Clot-buster lowers death risk in deadliest stroke
by Bruce Sylvester: Tissue plasminogen activator (tPA) treatment with the clot-busting drug alteplase appears to be an effective way to decrease mortality in intraventricular hemorrhage, a catastrophic type of bleeding stroke, researchers from the CLEAR III clinical trial reported on Feb. 18, 2016 at the International Stroke Conference in Los Angeles.
Alteplase/tPA treatment also significantly reduced post-stroke disability in a subset of patients.

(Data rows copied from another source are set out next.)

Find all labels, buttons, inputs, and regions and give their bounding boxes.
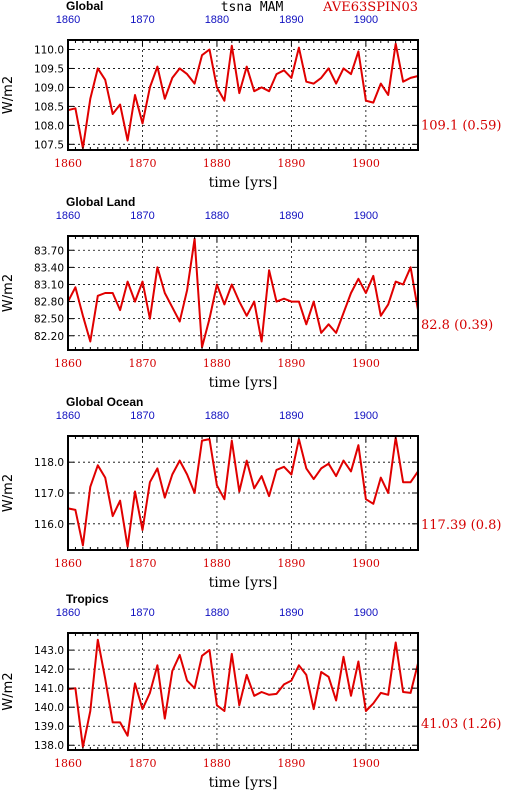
x-tick-label: 1860 [54,757,82,770]
y-tick-label: 83.40 [34,262,64,274]
mean-std-label: 82.8 (0.39) [421,318,493,333]
x-tick-label-top: 1900 [354,607,378,619]
x-tick-label: 1870 [128,157,156,170]
x-tick-label-top: 1900 [354,210,378,222]
x-axis-label: time [yrs] [209,575,278,591]
x-tick-label-top: 1860 [56,607,80,619]
y-tick-label: 82.20 [34,331,64,343]
y-axis-label: W/m2 [1,274,16,312]
y-tick-label: 83.10 [34,279,64,291]
x-tick-label: 1890 [277,357,305,370]
x-tick-label: 1890 [277,757,305,770]
y-tick-label: 107.5 [34,139,64,151]
y-tick-label: 82.80 [34,297,64,309]
x-tick-label: 1880 [203,757,231,770]
x-tick-label-top: 1890 [279,210,303,222]
y-tick-label: 118.0 [34,457,64,469]
panel-title: Tropics [66,592,109,606]
y-tick-label: 143.0 [34,645,64,657]
x-tick-label: 1870 [128,357,156,370]
x-tick-label-top: 1900 [354,410,378,422]
series-line [67,638,419,749]
series-line [67,237,419,349]
x-tick-label-top: 1880 [205,210,229,222]
experiment-label: AVE63SPIN03 [322,0,418,15]
x-tick-label-top: 1870 [130,410,154,422]
panel-title: Global Land [66,195,135,209]
y-tick-label: 108.5 [34,101,64,113]
x-tick-label: 1900 [352,557,380,570]
x-tick-label: 1880 [203,157,231,170]
mean-std-label: 41.03 (1.26) [421,717,501,732]
y-tick-label: 82.50 [34,314,64,326]
y-tick-label: 109.5 [34,63,64,75]
mean-std-label: 109.1 (0.59) [421,119,501,134]
x-tick-label: 1900 [352,757,380,770]
x-tick-label: 1890 [277,557,305,570]
y-axis-label: W/m2 [1,76,16,114]
x-tick-label-top: 1890 [279,14,303,26]
y-tick-label: 138.0 [34,740,64,752]
y-tick-label: 139.0 [34,721,64,733]
x-tick-label-top: 1890 [279,607,303,619]
x-axis-label: time [yrs] [209,175,278,191]
mean-std-label: 117.39 (0.8) [421,518,501,533]
plot-frame [67,39,419,151]
x-tick-label-top: 1860 [56,210,80,222]
chart-panel-2: Global Land18601860187018701880188018901… [1,195,493,391]
x-tick-label: 1900 [352,157,380,170]
chart-panel-1: Global1860186018701870188018801890189019… [1,0,501,191]
y-axis-label: W/m2 [1,672,16,710]
y-tick-label: 110.0 [34,44,64,56]
x-tick-label-top: 1870 [130,210,154,222]
x-tick-label-top: 1880 [205,14,229,26]
chart-panel-4: Tropics186018601870187018801880189018901… [1,592,501,791]
x-tick-label: 1880 [203,357,231,370]
y-tick-label: 140.0 [34,702,64,714]
x-tick-label: 1870 [128,757,156,770]
x-tick-label: 1900 [352,357,380,370]
y-axis-label: W/m2 [1,474,16,512]
x-axis-label: time [yrs] [209,375,278,391]
x-tick-label-top: 1890 [279,410,303,422]
x-tick-label-top: 1900 [354,14,378,26]
series-line [67,436,419,548]
x-tick-label: 1860 [54,157,82,170]
x-axis-label: time [yrs] [209,775,278,791]
x-tick-label: 1860 [54,357,82,370]
panel-title: Global Ocean [66,395,143,409]
x-tick-label: 1870 [128,557,156,570]
plot-frame [67,632,419,751]
figure-title: tsna MAM [221,0,284,15]
y-tick-label: 109.0 [34,82,64,94]
y-tick-label: 141.0 [34,683,64,695]
panel-title: Global [66,0,103,13]
x-tick-label-top: 1880 [205,410,229,422]
x-tick-label: 1860 [54,557,82,570]
y-tick-label: 116.0 [34,519,64,531]
x-tick-label: 1880 [203,557,231,570]
x-tick-label-top: 1860 [56,14,80,26]
chart-panel-3: Global Ocean1860186018701870188018801890… [1,395,501,591]
x-tick-label-top: 1880 [205,607,229,619]
series-line [67,42,419,150]
y-tick-label: 83.70 [34,245,64,257]
y-tick-label: 108.0 [34,120,64,132]
x-tick-label: 1890 [277,157,305,170]
x-tick-label-top: 1870 [130,607,154,619]
x-tick-label-top: 1860 [56,410,80,422]
x-tick-label-top: 1870 [130,14,154,26]
y-tick-label: 117.0 [34,488,64,500]
y-tick-label: 142.0 [34,664,64,676]
plot-frame [67,235,419,351]
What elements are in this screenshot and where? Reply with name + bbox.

“Hemorrhage in the brain used to be an essentially untreatable condition, but we now have hope with a therapy that may be effective at saving lives,” said Issam Awad, MD, professor of surgery at the University of Chicago School of Medicine, and co-chair and surgical director for the CLEAR III clinical trial.
The investigators in the phase III, randomized, double-blinded and controlled trial enrolled 500 intraventricular hemorrhage patients.
After stabilization, clinicians administered alteplase/tPA or saline directly into the ventricle through an external, surgically inserted catheter. The patients received the treatment for three days, and the catheter drained blood until the ventricle cleared.
The investigators reported that timely introduction of alteplase/tPA directly into the ventricle, and use of a drainage catheter, was associated with a reduction of overall mortality of 10 percent, and a third less deaths in the alteplase/tPA group compared to the saline group.
Notably, alteplase/tPA treatment almost doubled the probability of good functional recovery in patients with high volume bleeds who had had most of the blood removed.
“For many patients, this approach can significantly reduce disability after a stroke, and can be the difference between going home instead of going to a nursing home,” Awad said.
Co- lead investigator Daniel Hanley Jr., MD, professor of acute care Neurology at Johns Hopkins University School of Medicine in Baltimore added, “Outside our study, this drainage was only used in 8 percent of hemorrhagic stroke cases, and we showed this technique can really make a difference. Our results suggest that physicians should begin to think about routinely using it for stable hemorrhagic stroke patients.”